Dynamically route traffic to ensure high availability, low latency, and improved user experience for critical applications like voice and video.

Business Continuity

Manage your entire networking ecosystem from a single view and enable Network Operations and Security Operations teams to collaborate to simplify end-to-end IT management.

SD-WAN and Total Cost of Ownership (TCO)

In addition to the technological benefits of SD-WAN, organizations can gain efficiencies in their connection costs. While MPLS expenses may not be eliminated, the ability for organizations to securely connect their workers to cloud-based resources via the Internet means that reliance on more expensive connection types may reduce while maximizing productivity at the same time.


SD-WAN evolved from MPLS technology, which has powered private connectivity for two decades. In many ways, SD-WAN can be seen as a software abstraction of MPLS technology that applies to wider scenarios: It brings secure, private connectivity that's agnostic to all kinds of links and providers and is cloud-aware.

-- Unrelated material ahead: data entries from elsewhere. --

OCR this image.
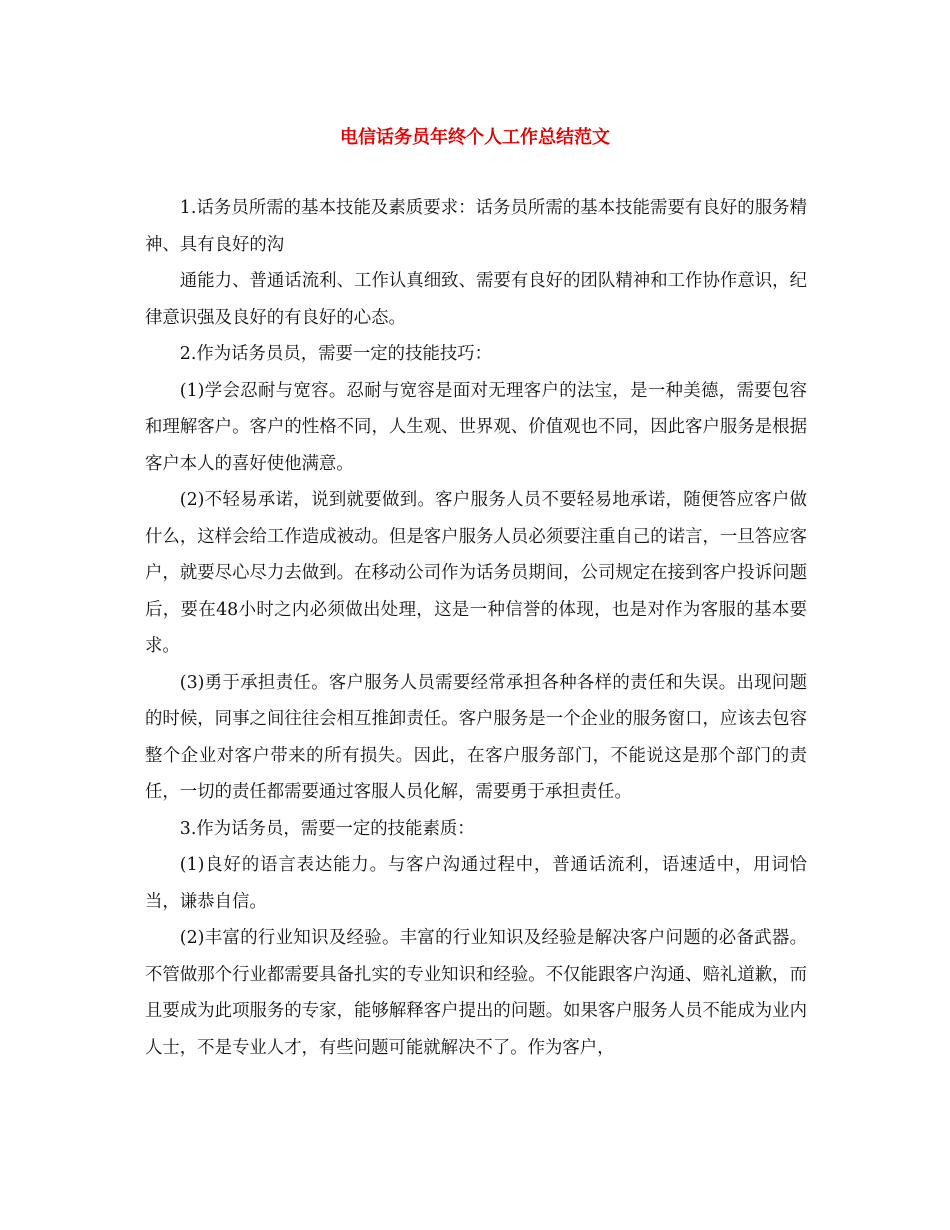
电信话务员年终个人工作总结范文

1.话务员所需的基本技能及素质要求：话务员所需的基本技能需要有良好的服务精神、具有良好的沟

通能力、普通话流利、工作认真细致、需要有良好的团队精神和工作协作意识，纪律意识强及良好的有良好的心态。

2.作为话务员员，需要一定的技能技巧：

(1)学会忍耐与宽容。忍耐与宽容是面对无理客户的法宝，是一种美德，需要包容和理解客户。客户的性格不同，人生观、世界观、价值观也不同，因此客户服务是根据客户本人的喜好使他满意。

(2)不轻易承诺，说到就要做到。客户服务人员不要轻易地承诺，随便答应客户做什么，这样会给工作造成被动。但是客户服务人员必须要注重自己的诺言，一旦答应客户，就要尽心尽力去做到。在移动公司作为话务员期间，公司规定在接到客户投诉问题后，要在48小时之内必须做出处理，这是一种信誉的体现，也是对作为客服的基本要求。

(3)勇于承担责任。客户服务人员需要经常承担各种各样的责任和失误。出现问题的时候，同事之间往往会相互推卸责任。客户服务是一个企业的服务窗口，应该去包容整个企业对客户带来的所有损失。因此，在客户服务部门，不能说这是那个部门的责任，一切的责任都需要通过客服人员化解，需要勇于承担责任。

3.作为话务员，需要一定的技能素质：

(1)良好的语言表达能力。与客户沟通过程中，普通话流利，语速适中，用词恰当，谦恭自信。

(2)丰富的行业知识及经验。丰富的行业知识及经验是解决客户问题的必备武器。不管做那个行业都需要具备扎实的专业知识和经验。不仅能跟客户沟通、赔礼道歉，而且要成为此项服务的专家，能够解释客户提出的问题。如果客户服务人员不能成为业内人士，不是专业人才，有些问题可能就解决不了。作为客户，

While MPLS handles failure scenarios with backup links, SD-WAN handles them with real-time traffic steering based on a centralized policy. Also, since SD-WAN unifies the entire WAN backbone, it delivers comprehensive analytics across the network globally. This wasn't possible before because of disparate pieces of infrastructure and policy.


SD-WAN can be seen as SDN for the WAN. It represents, arguably, the most popular and widely deployed use case in SDN. The SDN model became popular for abstracting network infrastructure in the data center and other sections within the enterprise perimeter. SD-WAN played a similar role but needed to abstract diverse infrastructure elements in terms of link types, providers, and geographies. Since it crossed the enterprise perimeter, it also needed a robust security component.